In early 2006 doctors reported on a possible link between cannabis and bladder cancer. Smoking is one of the main causes of bladder cancer. This study looked at men with bladder cancer under the age of 60, who had smoked marijuana, and compared them to men who hadn’t smoked it. The study showed that marijuana may be a possible cause of bladder cancer. But as the study was small, researchers need to investigate further to find out for certain.
A 2009 study showed an increase in risk of testicular cancers in cannabis smokers compared to non cannabis smokers. The researchers say there was still an increase in risk after they accounted for tobacco and alcohol use. But the study was too small to draw any definite conclusions, so we still need more research into this.
Two American studies found that cannabis seemed unlikely to increase cancer risk. One, in 2006, found that there was an increased risk of cancers of the upper airways and digestive system (for example, the mouth, throat and food pipe). But when they adjusted the data to account for smoking cigarettes and other common risk factors, they found that the link with cannabis disappeared. In their data, it didn't seem to be the cannabis that was increasing the risk, but other factors such as smoking tobacco. They concluded that if cannabis did affect cancer risk, the effect was likely to be small. The other study, in 2009, looked at head and neck cancers. They found that risk of head and neck cancers in smokers and drinkers seemed to be lower in people who smoked cannabis as well. But this is only one study and we would need more research to show whether this was a reliable finding or not.
Finally, there is laboratory research looking at the effect of some chemicals in cannabis smoke on cancer cells. There is evidence that some of these substances can kill prostate cancer, breast cancer and brain tumour cells in the lab. The researchers do point out that using these pure substances in the lab is very different from smoking cannabis. They used far higher concentrations of each substance in their tests than you could get from smoking cannabis.
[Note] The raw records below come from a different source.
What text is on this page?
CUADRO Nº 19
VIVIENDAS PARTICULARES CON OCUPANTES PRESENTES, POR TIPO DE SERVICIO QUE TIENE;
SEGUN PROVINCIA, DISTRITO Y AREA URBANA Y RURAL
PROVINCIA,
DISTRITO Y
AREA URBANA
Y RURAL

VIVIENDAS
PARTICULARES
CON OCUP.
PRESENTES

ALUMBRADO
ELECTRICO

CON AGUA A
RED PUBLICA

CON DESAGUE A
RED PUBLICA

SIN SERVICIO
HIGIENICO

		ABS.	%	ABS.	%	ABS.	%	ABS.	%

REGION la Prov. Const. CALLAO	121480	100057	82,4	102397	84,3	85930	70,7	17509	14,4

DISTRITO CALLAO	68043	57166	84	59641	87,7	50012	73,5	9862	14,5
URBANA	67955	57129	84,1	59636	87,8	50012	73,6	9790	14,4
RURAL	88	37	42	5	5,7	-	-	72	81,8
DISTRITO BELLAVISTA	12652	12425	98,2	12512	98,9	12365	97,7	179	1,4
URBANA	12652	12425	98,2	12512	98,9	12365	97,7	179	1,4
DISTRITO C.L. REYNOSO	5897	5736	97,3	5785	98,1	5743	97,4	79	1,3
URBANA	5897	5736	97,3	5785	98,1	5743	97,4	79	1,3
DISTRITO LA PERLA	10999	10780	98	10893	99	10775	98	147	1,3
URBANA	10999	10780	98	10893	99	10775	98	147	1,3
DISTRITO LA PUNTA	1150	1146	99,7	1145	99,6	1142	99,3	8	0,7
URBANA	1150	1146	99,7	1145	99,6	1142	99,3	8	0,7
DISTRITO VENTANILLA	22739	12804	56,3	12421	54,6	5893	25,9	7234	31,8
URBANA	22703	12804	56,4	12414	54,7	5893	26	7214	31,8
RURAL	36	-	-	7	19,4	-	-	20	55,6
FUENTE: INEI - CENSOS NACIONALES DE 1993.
So at the moment we don't have clear evidence either way. We do know that smoking is unhealthy. And that, like tobacco, cannabis contains cancer causing substances. Therefore it would seem likely to increase cancer risk. But we need more research to know this for sure.
There are difficulties in researching the effects of cannabis. Many people who smoke cannabis also smoke tobacco. And users of cannabis often mix it with tobacco. This can make it difficult to know whether it is the tobacco, the cannabis, or both that has caused a cancer.
The amount of THC in cannabis also varies. Some of the cannabis available today is much stronger than it was 20 years ago. These versions contain more THC.
Another difficulty researchers have is in recruiting people who smoke cannabis into studies. Because cannabis is an illegal drug in many countries, people may be reluctant to take part in research. And if they do agree to take part, they may not say how much cannabis they actually smoke.